I’ve picked up on a few articles comparing journalism in the USA and UK — partly because of talks I’m giving to journalism students from US universities this summer.

“Superiority Complex — Why the Brits think they’re better” is the headline on an article in the current Columbia Journalism Review. It reiterates claims that interviewers from the UK have the edge in broadcast news, and discusses the appeal of UK newspapers’ websites and BBC World to readers and viewers in the States.

When it comes to newspapers, is the boot on the other foot? It does for sourcing, balance, overall reliability and investigations, suggests Susan Hansen’s CJR piece, quoting Alan Rusbridger (The Guardian), Bill Hagerty (British Journalism Review), and Tom Fenton (CBS).

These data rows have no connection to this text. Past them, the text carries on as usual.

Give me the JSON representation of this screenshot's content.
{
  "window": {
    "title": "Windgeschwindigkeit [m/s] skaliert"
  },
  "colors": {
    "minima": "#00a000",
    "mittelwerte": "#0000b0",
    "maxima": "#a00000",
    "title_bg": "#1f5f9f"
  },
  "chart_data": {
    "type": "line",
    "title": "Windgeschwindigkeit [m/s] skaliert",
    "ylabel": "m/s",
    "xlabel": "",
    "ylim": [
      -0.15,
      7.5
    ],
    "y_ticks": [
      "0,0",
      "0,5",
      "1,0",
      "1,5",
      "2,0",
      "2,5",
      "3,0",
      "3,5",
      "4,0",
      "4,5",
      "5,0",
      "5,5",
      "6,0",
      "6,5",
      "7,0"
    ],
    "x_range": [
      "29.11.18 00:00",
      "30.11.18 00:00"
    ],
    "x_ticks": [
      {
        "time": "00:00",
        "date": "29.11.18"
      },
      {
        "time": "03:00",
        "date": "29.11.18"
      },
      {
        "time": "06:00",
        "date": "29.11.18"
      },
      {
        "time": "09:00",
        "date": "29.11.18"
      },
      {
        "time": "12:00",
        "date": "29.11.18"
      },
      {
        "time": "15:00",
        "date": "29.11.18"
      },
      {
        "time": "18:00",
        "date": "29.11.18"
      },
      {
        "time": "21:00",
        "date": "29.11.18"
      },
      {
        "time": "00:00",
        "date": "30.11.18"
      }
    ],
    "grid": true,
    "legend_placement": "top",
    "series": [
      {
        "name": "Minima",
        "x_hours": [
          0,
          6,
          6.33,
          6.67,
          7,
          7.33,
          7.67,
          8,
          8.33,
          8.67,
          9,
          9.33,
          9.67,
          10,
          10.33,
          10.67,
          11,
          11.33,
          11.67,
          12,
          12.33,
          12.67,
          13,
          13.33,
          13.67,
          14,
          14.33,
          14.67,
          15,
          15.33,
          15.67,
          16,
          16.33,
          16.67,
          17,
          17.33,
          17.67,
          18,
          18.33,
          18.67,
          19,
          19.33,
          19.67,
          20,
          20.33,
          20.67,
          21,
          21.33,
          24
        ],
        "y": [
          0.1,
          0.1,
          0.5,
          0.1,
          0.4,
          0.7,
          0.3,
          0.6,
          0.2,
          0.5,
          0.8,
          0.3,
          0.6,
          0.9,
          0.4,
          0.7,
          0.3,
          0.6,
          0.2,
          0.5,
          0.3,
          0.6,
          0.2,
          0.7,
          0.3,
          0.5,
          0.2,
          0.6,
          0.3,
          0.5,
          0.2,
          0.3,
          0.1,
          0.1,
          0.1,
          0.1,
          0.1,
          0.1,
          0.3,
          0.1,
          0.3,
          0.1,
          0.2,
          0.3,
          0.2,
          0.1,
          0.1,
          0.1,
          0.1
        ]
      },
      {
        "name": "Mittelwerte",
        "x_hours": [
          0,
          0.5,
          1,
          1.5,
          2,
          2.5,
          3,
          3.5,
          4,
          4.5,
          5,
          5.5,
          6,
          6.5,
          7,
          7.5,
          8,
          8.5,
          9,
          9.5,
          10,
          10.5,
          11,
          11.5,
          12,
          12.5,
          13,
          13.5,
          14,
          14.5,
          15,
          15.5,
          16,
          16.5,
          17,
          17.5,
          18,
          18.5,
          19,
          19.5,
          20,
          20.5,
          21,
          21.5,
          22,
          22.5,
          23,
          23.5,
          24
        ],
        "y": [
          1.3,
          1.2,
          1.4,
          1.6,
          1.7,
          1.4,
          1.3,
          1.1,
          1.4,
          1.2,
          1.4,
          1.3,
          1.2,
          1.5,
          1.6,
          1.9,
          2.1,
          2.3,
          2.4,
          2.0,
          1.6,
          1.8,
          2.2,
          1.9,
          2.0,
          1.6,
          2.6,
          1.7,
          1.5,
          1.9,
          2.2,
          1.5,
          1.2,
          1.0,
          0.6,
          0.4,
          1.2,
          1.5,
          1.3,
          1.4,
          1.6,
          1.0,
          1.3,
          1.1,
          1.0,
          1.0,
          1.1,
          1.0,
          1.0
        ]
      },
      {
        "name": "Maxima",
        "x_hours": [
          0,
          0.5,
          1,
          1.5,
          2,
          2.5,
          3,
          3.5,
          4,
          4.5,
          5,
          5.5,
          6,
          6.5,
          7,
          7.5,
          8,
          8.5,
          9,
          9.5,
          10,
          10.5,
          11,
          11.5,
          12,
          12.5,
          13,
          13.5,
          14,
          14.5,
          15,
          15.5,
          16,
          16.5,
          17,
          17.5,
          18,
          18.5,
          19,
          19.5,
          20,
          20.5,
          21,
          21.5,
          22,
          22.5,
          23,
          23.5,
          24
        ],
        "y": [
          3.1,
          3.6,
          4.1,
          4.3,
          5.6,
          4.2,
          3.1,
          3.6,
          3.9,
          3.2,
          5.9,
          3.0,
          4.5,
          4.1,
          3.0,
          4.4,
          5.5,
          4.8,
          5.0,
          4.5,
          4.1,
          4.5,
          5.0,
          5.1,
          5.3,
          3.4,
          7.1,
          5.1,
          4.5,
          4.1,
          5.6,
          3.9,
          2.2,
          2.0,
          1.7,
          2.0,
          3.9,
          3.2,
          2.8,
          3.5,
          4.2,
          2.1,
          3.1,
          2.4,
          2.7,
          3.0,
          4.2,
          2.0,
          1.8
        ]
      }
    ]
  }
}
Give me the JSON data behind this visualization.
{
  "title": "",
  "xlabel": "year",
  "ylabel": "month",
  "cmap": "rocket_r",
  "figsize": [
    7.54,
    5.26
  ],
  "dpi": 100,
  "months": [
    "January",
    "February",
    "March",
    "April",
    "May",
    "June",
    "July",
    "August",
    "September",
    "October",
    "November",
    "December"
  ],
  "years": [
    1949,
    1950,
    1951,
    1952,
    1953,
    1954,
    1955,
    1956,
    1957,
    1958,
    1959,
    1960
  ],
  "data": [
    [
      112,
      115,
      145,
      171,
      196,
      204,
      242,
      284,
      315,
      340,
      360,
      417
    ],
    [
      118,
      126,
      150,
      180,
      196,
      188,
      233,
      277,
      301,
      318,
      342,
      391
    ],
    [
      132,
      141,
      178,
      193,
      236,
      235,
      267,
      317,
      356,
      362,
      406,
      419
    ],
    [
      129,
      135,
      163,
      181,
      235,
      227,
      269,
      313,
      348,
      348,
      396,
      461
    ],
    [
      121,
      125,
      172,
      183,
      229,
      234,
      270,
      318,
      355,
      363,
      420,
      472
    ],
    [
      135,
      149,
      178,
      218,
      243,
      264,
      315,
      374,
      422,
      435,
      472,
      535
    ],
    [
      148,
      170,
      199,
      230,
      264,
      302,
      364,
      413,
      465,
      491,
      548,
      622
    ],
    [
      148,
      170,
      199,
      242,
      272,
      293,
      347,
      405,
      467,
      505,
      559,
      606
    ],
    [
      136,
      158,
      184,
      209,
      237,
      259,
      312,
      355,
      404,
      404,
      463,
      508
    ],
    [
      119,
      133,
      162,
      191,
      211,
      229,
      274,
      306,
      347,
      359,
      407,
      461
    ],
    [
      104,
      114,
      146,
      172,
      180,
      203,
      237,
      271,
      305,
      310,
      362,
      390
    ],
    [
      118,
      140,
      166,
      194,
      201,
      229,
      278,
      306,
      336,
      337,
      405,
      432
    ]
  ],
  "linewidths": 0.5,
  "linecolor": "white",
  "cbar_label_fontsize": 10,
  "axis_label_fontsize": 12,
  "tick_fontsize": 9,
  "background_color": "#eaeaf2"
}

Martin Moore contrasts the approach of stories in the Daily Telegraph and New York Times, highlighting the greater length, more neutral tone, larger number of sources and quotes etc in the latter. It also risks being heavier, more boring and less engaging, he notes.

There may be less space for longer stories in the New York Times after it changes format. Executive editor Bill Keller says, according to Gawker:

Our stories are too often too long… The 1200 word stories could be 800 or 900. There are editors at a Page 1 meeting boasting that a story is only 1400 words.

Also worth noting is Keller’s frank statement about the NY Times’ online strategy for developing revenue from its web contact: “There’s a phrase they use in drug and alcohol rehab—’fake it til you make it.’ That’s basically what we’re doing.”

Finally, still at the NY Times, Investigations Editor Matthew Purdy says they have “12 permanent reporters and editors” plus “many more Times reporters engaged in investigative or in-depth reporting”. Another US-UK difference to add to the list, then.